Aalto University, Finland
The tutorial will provide:
Why do humans value the things they do? Is there something further we can say about the role that attention, sensory perception, and evaluative judgment based on aesthetic qualities play in user experience? What significance do evaluations of beauty or ugliness for example gain in different instances of HCI? The tutorial takes insight from philosophical and applied aesthetics and philosophy of technology and shows how it can help in studying the aesthetic dimension and value formation processes. This insight is applied to different types of HCI cases.

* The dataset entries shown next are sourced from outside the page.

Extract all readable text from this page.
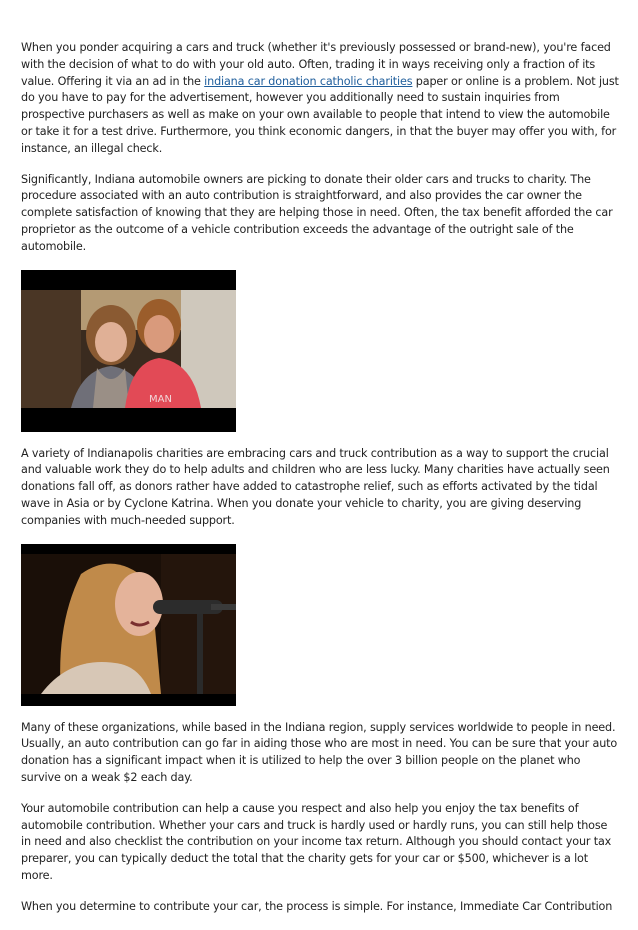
When you ponder acquiring a cars and truck (whether it's previously possessed or brand-new), you're faced with the decision of what to do with your old auto. Often, trading it in ways receiving only a fraction of its value. Offering it via an ad in the indiana car donation catholic charities paper or online is a problem. Not just do you have to pay for the advertisement, however you additionally need to sustain inquiries from prospective purchasers as well as make on your own available to people that intend to view the automobile or take it for a test drive. Furthermore, you think economic dangers, in that the buyer may offer you with, for instance, an illegal check.

Significantly, Indiana automobile owners are picking to donate their older cars and trucks to charity. The procedure associated with an auto contribution is straightforward, and also provides the car owner the complete satisfaction of knowing that they are helping those in need. Often, the tax benefit afforded the car proprietor as the outcome of a vehicle contribution exceeds the advantage of the outright sale of the automobile.

MAN

A variety of Indianapolis charities are embracing cars and truck contribution as a way to support the crucial and valuable work they do to help adults and children who are less lucky. Many charities have actually seen donations fall off, as donors rather have added to catastrophe relief, such as efforts activated by the tidal wave in Asia or by Cyclone Katrina. When you donate your vehicle to charity, you are giving deserving companies with much-needed support.

Many of these organizations, while based in the Indiana region, supply services worldwide to people in need. Usually, an auto contribution can go far in aiding those who are most in need. You can be sure that your auto donation has a significant impact when it is utilized to help the over 3 billion people on the planet who survive on a weak $2 each day.

Your automobile contribution can help a cause you respect and also help you enjoy the tax benefits of automobile contribution. Whether your cars and truck is hardly used or hardly runs, you can still help those in need and also checklist the contribution on your income tax return. Although you should contact your tax preparer, you can typically deduct the total that the charity gets for your car or $500, whichever is a lot more.

When you determine to contribute your car, the process is simple. For instance, Immediate Car Contribution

The participants will gain understanding, knowledge, and skills to conceptually distinguish between different factors of aesthetic experience and the ensuing judgments of taste.

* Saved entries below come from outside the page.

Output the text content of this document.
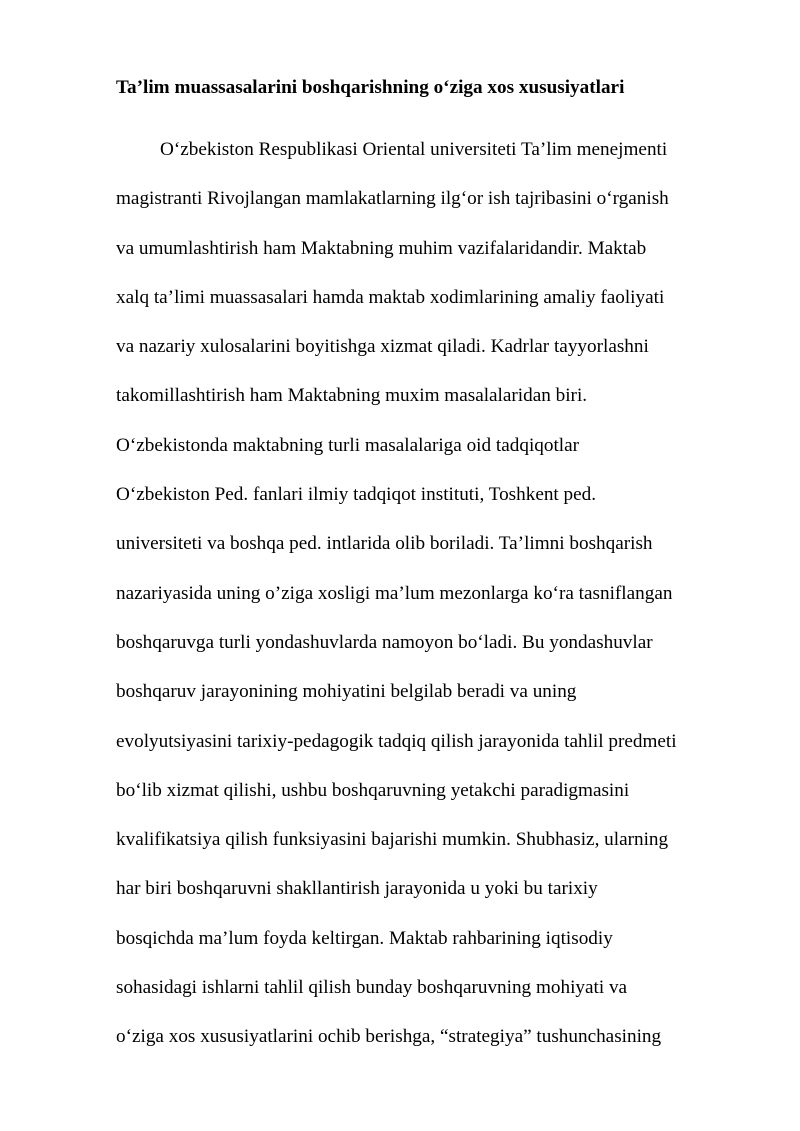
Ta’lim muassasalarini boshqarishning o‘ziga xos xususiyatlari
O‘zbekiston Respublikasi Oriental universiteti Ta’lim menejmenti
magistranti Rivojlangan mamlakatlarning ilg‘or ish tajribasini o‘rganish
va umumlashtirish ham Maktabning muhim vazifalaridandir. Maktab
xalq ta’limi muassasalari hamda maktab xodimlarining amaliy faoliyati
va nazariy xulosalarini boyitishga xizmat qiladi. Kadrlar tayyorlashni
takomillashtirish ham Maktabning muxim masalalaridan biri.
O‘zbekistonda maktabning turli masalalariga oid tadqiqotlar
O‘zbekiston Ped. fanlari ilmiy tadqiqot instituti, Toshkent ped.
universiteti va boshqa ped. intlarida olib boriladi. Ta’limni boshqarish
nazariyasida uning o’ziga xosligi ma’lum mezonlarga ko‘ra tasniflangan
boshqaruvga turli yondashuvlarda namoyon bo‘ladi. Bu yondashuvlar
boshqaruv jarayonining mohiyatini belgilab beradi va uning
evolyutsiyasini tarixiy-pedagogik tadqiq qilish jarayonida tahlil predmeti
bo‘lib xizmat qilishi, ushbu boshqaruvning yetakchi paradigmasini
kvalifikatsiya qilish funksiyasini bajarishi mumkin. Shubhasiz, ularning
har biri boshqaruvni shakllantirish jarayonida u yoki bu tarixiy
bosqichda ma’lum foyda keltirgan. Maktab rahbarining iqtisodiy
sohasidagi ishlarni tahlil qilish bunday boshqaruvning mohiyati va
o‘ziga xos xususiyatlarini ochib berishga, “strategiya” tushunchasining
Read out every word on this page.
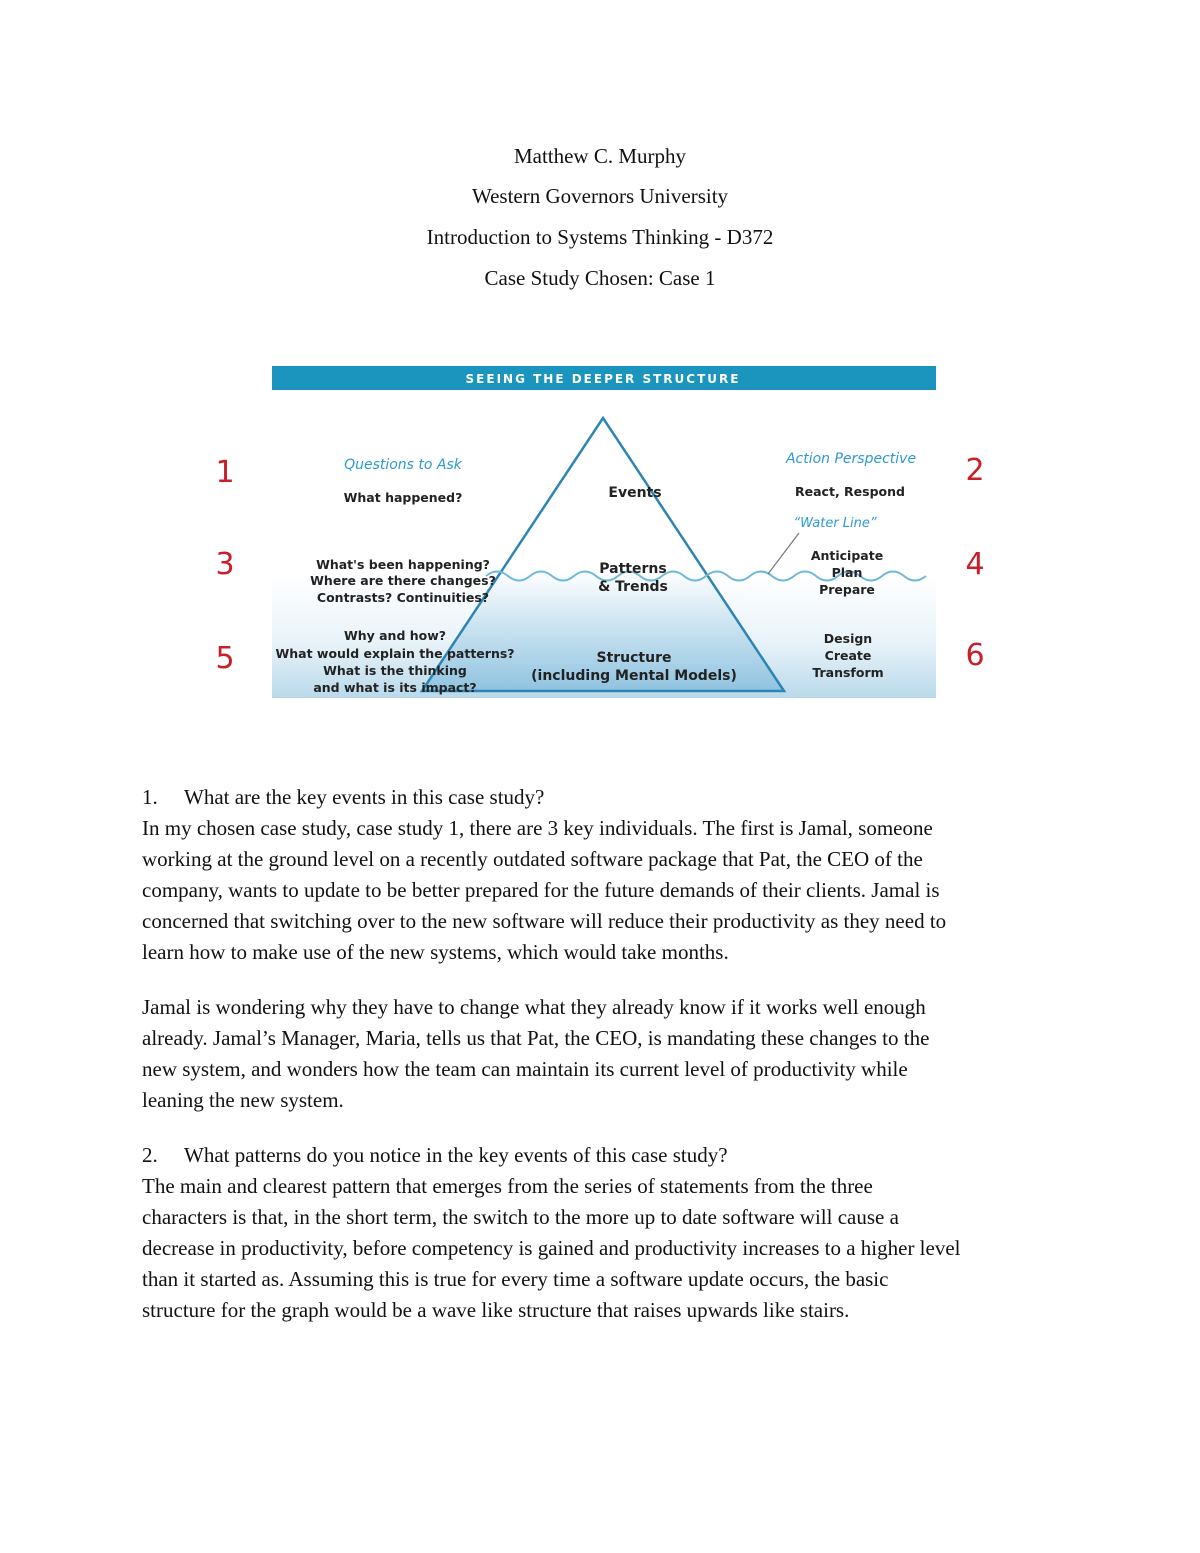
Matthew C. Murphy
Western Governors University
Introduction to Systems Thinking - D372
Case Study Chosen: Case 1
SEEING THE DEEPER STRUCTURE
1	2
3	4
5	6
Questions to Ask	Action Perspective
What happened?
What's been happening?
Where are there changes?
Contrasts? Continuities?
Why and how?
What would explain the patterns?
What is the thinking
and what is its impact?
React, Respond
Anticipate
Plan
Prepare
Design
Create
Transform
“Water Line”
Events
Patterns
& Trends
Structure
(including Mental Models)
1. What are the key events in this case study?
In my chosen case study, case study 1, there are 3 key individuals. The first is Jamal, someone
working at the ground level on a recently outdated software package that Pat, the CEO of the
company, wants to update to be better prepared for the future demands of their clients. Jamal is
concerned that switching over to the new software will reduce their productivity as they need to
learn how to make use of the new systems, which would take months.
Jamal is wondering why they have to change what they already know if it works well enough
already. Jamal’s Manager, Maria, tells us that Pat, the CEO, is mandating these changes to the
new system, and wonders how the team can maintain its current level of productivity while
leaning the new system.
2. What patterns do you notice in the key events of this case study?
The main and clearest pattern that emerges from the series of statements from the three
characters is that, in the short term, the switch to the more up to date software will cause a
decrease in productivity, before competency is gained and productivity increases to a higher level
than it started as. Assuming this is true for every time a software update occurs, the basic
structure for the graph would be a wave like structure that raises upwards like stairs.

Laptop or a mobile device with an Internet connection
Sanna Lehtinen (PhD 2015, Univ. of Helsinki) works as Research Fellow in the Transdisciplinary Art Studies unit (TAITE) at the Aalto University School of Arts, Design and Architecture. She is also Docent in Aesthetics at the University of Helsinki. Sanna's research focuses on the intersection of urban aesthetics, philosophy of the city, and philosophy of technology. Sanna’s publications include journal articles published in Open Philosophy, Essays in Philosophy, Philosophical Inquiries, Sustainability Science, and Behaviour & Information Technology, invited articles in edited volumes published by Routledge, Bloomsbury, Springer, and Oxford University Press, as well as editing special issues for Environmental Values, Contemporary Aesthetics, ESPES, East Asian Journal of Philosophy, and Open Philosophy. Sanna is Codirector in the Board of the international Philosophy of the City Research Group (PotC) and an affiliate member of 4TU. Centre for Ethics and Technology (NL). Sanna is a member of the editorial boards of several international academic journals in addition to serving as Assistant Editor of Contemporary Aesthetics and Co-editor-in-chief of the new Philosophy of the City.